Abstract:
In Multitarget Tracking (MTT), several targets of interest are being tracked
simultaneously with the help of any optimal estimator. MTT tracking finds its
applications in diverse fields like Pattern Recognition, Computer Vision, Radar
Tracking, Robotics and many other research fields. In the literature, several
algorithms have been implemented for MTT including Probabilistic Data
Association Filter (PDAF), Joint Probabilistic Data Association Filter
(JPDAF), Nearest Neighbor Standard Filter (NNSF), etc. JPDAF is the
multitarget version of PDAF in which joint association probabilities are
computed and tracks are then updated based upon these probabilities.

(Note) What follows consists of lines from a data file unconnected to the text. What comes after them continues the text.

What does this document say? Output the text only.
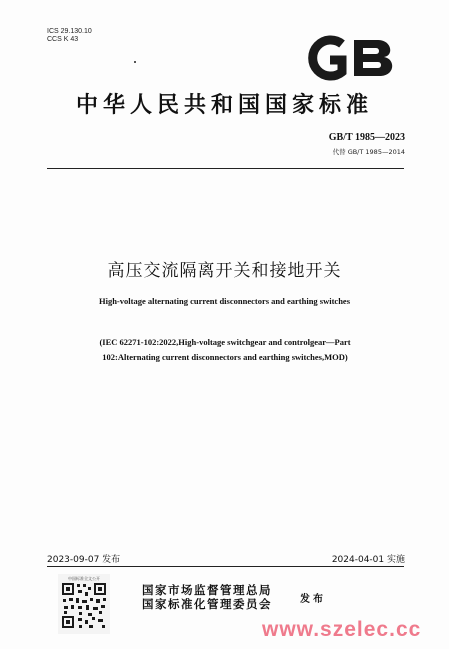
ICS 29.130.10
CCS K 43
GB
中华人民共和国国家标准
GB/T 1985—2023
代替 GB/T 1985—2014
高压交流隔离开关和接地开关
High-voltage alternating current disconnectors and earthing switches
(IEC 62271-102:2022,High-voltage switchgear and controlgear—Part
102:Alternating current disconnectors and earthing switches,MOD)
2023-09-07 发布	2024-04-01 实施
中国标准全文公开
国家市场监督管理总局
国家标准化管理委员会	发布
www.szelec.cc
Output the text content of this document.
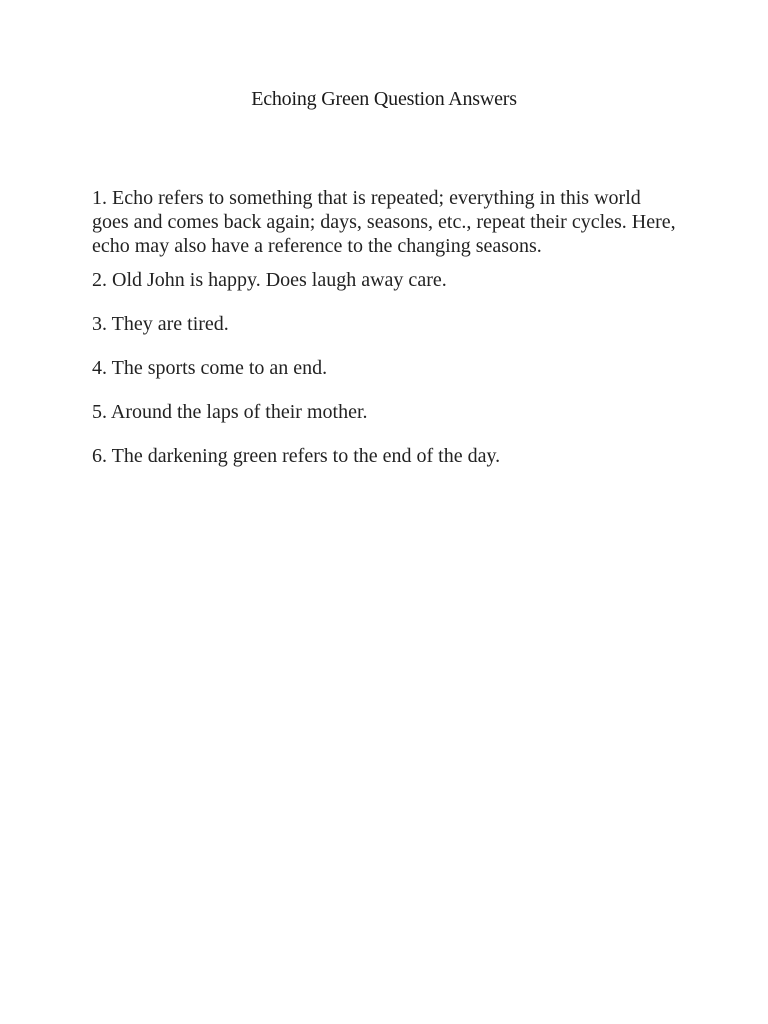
Echoing Green Question Answers
1. Echo refers to something that is repeated; everything in this world goes and comes back again; days, seasons, etc., repeat their cycles. Here, echo may also have a reference to the changing seasons.
2. Old John is happy. Does laugh away care.
3. They are tired.
4. The sports come to an end.
5. Around the laps of their mother.
6. The darkening green refers to the end of the day.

Measurement noise covariance matrix R in JPDAF needs to be transformed from
polar to Cartesian coordinate system. The optimal value of R should be
calculated for the good performance of filter. In this thesis, measurement noise
covariance matrix for JPDAF algorithm has been derived using standard radar
parameters. 2D tracking is performed using scan radar and JPDAF algorithm.
3D tracking is also performed in a closed loop fashion using monopulse radar and
JPDAF algorithm. For both 2D and 3D tracking, simulations are performed in
MATLAB. Desired results are achieved and the error is reduced to such an
extent that it lies inside the range bin for both cases.